Based on these results, we isolated primary hepatic MΦs from young WT, Bmp9−/− mice, and aged WT, Bmp9−/− mice. SA-β-gal staining revealed that Bmp9 deletion reduced MΦ senescence phenotype (Fig. 6A). Next, by treating these young and aged cells with Sup, the expression of Il1b, Il6 and Tnfa were decreased in the Bmp9−/− group (Fig. 6B). Moreover, the cytokines (IL-1β, IL-6, TNF-α and IL-10) in the supernatants of cells with different treatment were detected by ELISA. The results showed that Bmp9 deletion reduced the secretion of IL-1β, IL-6 and TNF-α (pro-inflammatory) and increased the production of IL-10 (inflammation suppression and injury repair), while exogenous Rm-BMP9 significantly increased the secretion of IL-1β, IL-6 and TNF-α, and reduced the concentration of IL-10 (Fig. 6C). The expression and intracellular distribution of iNOS and CD206 were then detected by IF staining, and the results showed that aging promoted iNOS production and decreased CD206, and excess BMP9 further enhanced iNOS production and reduced CD206, while inhibiting Bmp9 expression reversed this phenomenon (Figure S6A).

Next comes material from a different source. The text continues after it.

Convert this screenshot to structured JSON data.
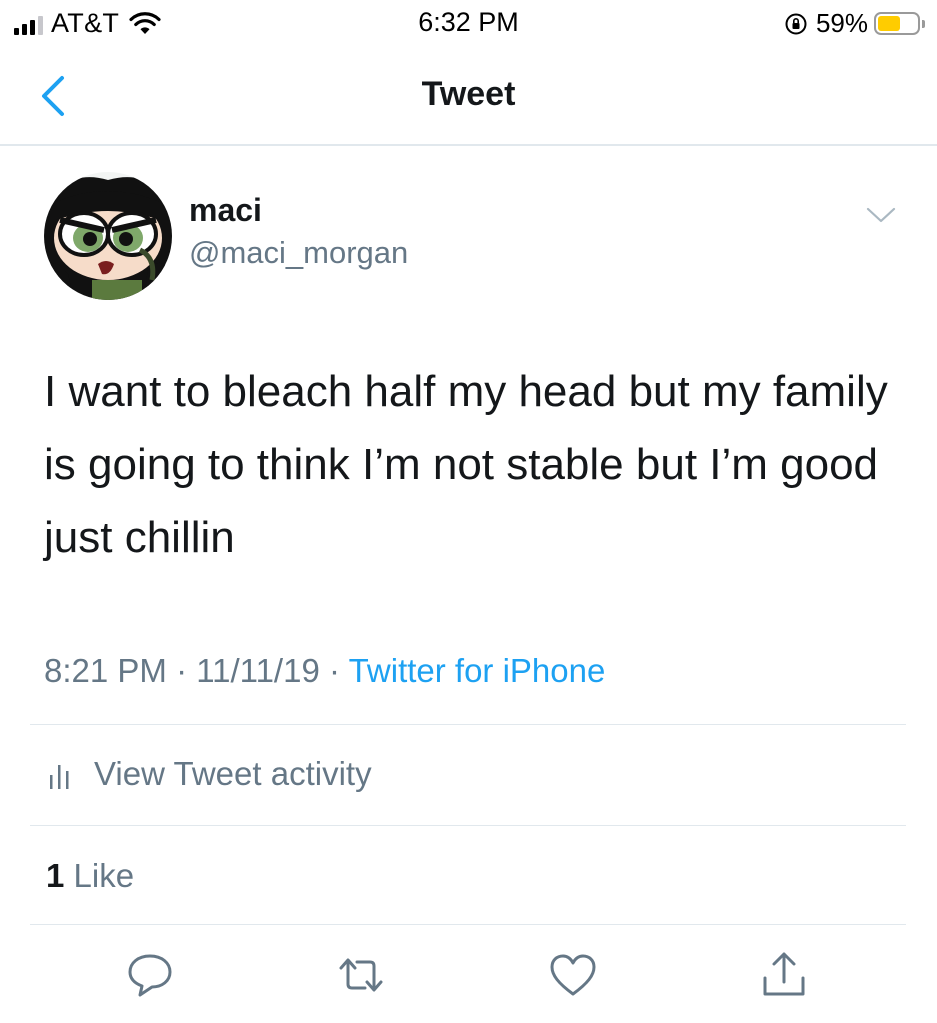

To further study the effect of MΦ-derived BMP9 on APAP-ALI, an F4/80-specific Bmp9 overexpression AAV8 virus was constructed (AAV8-F4/80-Bmp9) (22). APAP-ALI was established after 2 weeks of tail vein injection of AAV8-F4/80-Bmp9 as mentioned above. IF staining of isolated hepatic MΦs showed that BMP9 expression in AAV8-F4/80-Bmp9 group was significantly up-regulated, confirming the successful overexpression of MΦ-specific BMP9 (Figure S6B). As shown by serum ALT/AST levels and H&E staining, APAP-ALI was significantly increased in the group of F4/80-specific Bmp9 overexpression (Fig. 6D, E). Additionally, the positive rates of TUNEL staining in the livers from F4/80-specific Bmp9 overexpression mice treated by APAP were significantly increased (Fig. 6F). Meanwhile, the mRNA expression of Il1b, Il6 and Tnfa were up-regulated in the livers from F4/80-specific Bmp9 overexpression mice (Fig. 6G).
These data suggest that BMP9 also plays a key role in the senescence process of MΦs, and MΦ-derived BMP9 prominently drives the progression of APAP-ALI.